Serendipity

A new year so often signifies a fresh start; a clean slate; a second chance.
But I find starting over easy, the promise of new adventures exhilarating. It’s the staying which can be hardest.
I opened so many new cans of worms last year it would be simplest (and shallowly gratifying) to throw them all out the window and begin again.
But in my heart I know that won’t help. Running away only alleviates if the problem is external.
So I’m spending the first quarter of this year making good on promises already made and dreams already dreamt.
My current project roster is hugely weighted toward the grist of planning and research. Design, case studies, benchmarking, structural planning.
I spend pretty much all my time reading, writing and thinking.
Some days it’s marvelous; some days it’s mindbendingly quiet and nerve-wracking.
So this morning, on a whim and hungry for words more sustaining than reports and journal articles, I detoured a few blocks on my way to the bus, intent on skimming our Little Free Library for a meaty novel with which to nourish my insides. A pick-me-up of sorts (other people smoke or drink coffee, I imbibe novels to keep going).
And what did I find there? A brand new copy of Walden. A book I’ve been meaning to read for years, and espcecially this last six months.
You see, one of my biggest adventures for 2016 will be giving a series of talks as part of the Smithsonian’s Museums on Main Street program.
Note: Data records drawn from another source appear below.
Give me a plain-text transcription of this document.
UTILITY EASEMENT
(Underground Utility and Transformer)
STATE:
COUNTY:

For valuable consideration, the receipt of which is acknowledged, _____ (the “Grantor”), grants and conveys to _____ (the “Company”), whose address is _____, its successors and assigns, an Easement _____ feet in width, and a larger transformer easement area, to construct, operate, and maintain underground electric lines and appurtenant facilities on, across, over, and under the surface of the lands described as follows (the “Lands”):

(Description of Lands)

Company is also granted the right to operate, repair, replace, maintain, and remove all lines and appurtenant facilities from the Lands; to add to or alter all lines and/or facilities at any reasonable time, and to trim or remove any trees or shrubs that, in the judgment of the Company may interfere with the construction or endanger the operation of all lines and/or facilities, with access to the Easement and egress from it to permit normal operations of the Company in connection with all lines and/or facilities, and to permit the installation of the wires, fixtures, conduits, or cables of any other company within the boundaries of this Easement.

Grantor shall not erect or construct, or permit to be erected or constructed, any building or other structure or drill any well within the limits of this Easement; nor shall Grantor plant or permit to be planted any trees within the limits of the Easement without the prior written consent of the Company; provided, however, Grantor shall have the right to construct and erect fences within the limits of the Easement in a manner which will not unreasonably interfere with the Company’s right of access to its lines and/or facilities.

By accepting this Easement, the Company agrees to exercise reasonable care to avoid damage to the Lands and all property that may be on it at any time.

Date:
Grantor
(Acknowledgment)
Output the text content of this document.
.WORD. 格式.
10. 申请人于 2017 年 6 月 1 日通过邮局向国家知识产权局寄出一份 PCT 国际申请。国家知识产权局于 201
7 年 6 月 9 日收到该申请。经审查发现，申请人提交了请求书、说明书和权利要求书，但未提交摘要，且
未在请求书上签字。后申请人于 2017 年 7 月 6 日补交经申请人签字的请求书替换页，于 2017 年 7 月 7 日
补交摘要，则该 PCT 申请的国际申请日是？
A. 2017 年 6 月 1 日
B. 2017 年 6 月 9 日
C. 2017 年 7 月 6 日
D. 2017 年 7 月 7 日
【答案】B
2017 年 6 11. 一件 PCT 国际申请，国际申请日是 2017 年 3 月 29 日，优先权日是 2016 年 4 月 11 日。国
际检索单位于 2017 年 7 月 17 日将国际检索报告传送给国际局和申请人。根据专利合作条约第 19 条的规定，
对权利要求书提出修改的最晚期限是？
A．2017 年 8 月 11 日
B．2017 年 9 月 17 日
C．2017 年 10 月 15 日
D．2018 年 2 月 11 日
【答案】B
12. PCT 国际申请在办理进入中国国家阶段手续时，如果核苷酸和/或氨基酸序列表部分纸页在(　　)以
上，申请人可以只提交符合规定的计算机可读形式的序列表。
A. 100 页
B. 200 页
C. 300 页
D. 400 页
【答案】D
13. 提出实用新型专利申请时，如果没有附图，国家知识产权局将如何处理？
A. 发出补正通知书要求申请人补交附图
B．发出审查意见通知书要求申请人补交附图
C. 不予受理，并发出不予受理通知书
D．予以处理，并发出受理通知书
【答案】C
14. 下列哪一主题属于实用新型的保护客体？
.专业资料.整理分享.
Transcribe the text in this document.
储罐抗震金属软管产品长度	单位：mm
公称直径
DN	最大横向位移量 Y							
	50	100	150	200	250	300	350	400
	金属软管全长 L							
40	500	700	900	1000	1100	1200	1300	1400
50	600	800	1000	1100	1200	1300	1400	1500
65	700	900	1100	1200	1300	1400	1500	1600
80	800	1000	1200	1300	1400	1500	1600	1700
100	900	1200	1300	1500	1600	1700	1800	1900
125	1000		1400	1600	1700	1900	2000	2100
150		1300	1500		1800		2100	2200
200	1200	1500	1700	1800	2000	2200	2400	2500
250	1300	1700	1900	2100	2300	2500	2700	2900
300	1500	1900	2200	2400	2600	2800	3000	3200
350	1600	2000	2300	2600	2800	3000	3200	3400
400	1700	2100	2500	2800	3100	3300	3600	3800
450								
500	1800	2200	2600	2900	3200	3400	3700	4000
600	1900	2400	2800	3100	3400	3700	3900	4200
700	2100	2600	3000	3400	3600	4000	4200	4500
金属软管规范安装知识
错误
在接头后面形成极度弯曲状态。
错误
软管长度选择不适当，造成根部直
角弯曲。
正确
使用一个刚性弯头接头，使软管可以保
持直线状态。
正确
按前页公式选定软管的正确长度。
I’ll be lecturing at small community and cultural venues in Illinois.
It may not sound like much, but it’s a big (and rather scary) step toward my own professional development goals and exactly the sort of challenge I asked the universe for this time last year.
Why Walden then?
Well my talk is a cultural history of water; how it shapes communities and cultures, not just physically and economically, but inspires our stories, words and language, in turn shaping how we perceive and connect to the world around us.
Part of it will focus on the American landscape and it’s influence on American writers and poets, and I’ve been meaning for months to delve into a canon I’ve long ignored, including Thoreau’s musings on a quiet life pond-side in rural, Victorian Massachusetts.
Sometimes you want a compelling narrative of vivid lives lived long ago and far away.
And sometimes you need to slog through research and digest meaningful things to further a passionate dialectic.
And sometimes the world hands you a paperback that can be both at once and you remember you’re one whole person, not a bunch of semi-colons and conjoined clauses.
As one of his successing American poets Wallace Stevens would say, “Perhaps the truth depends on a walk around the lake”.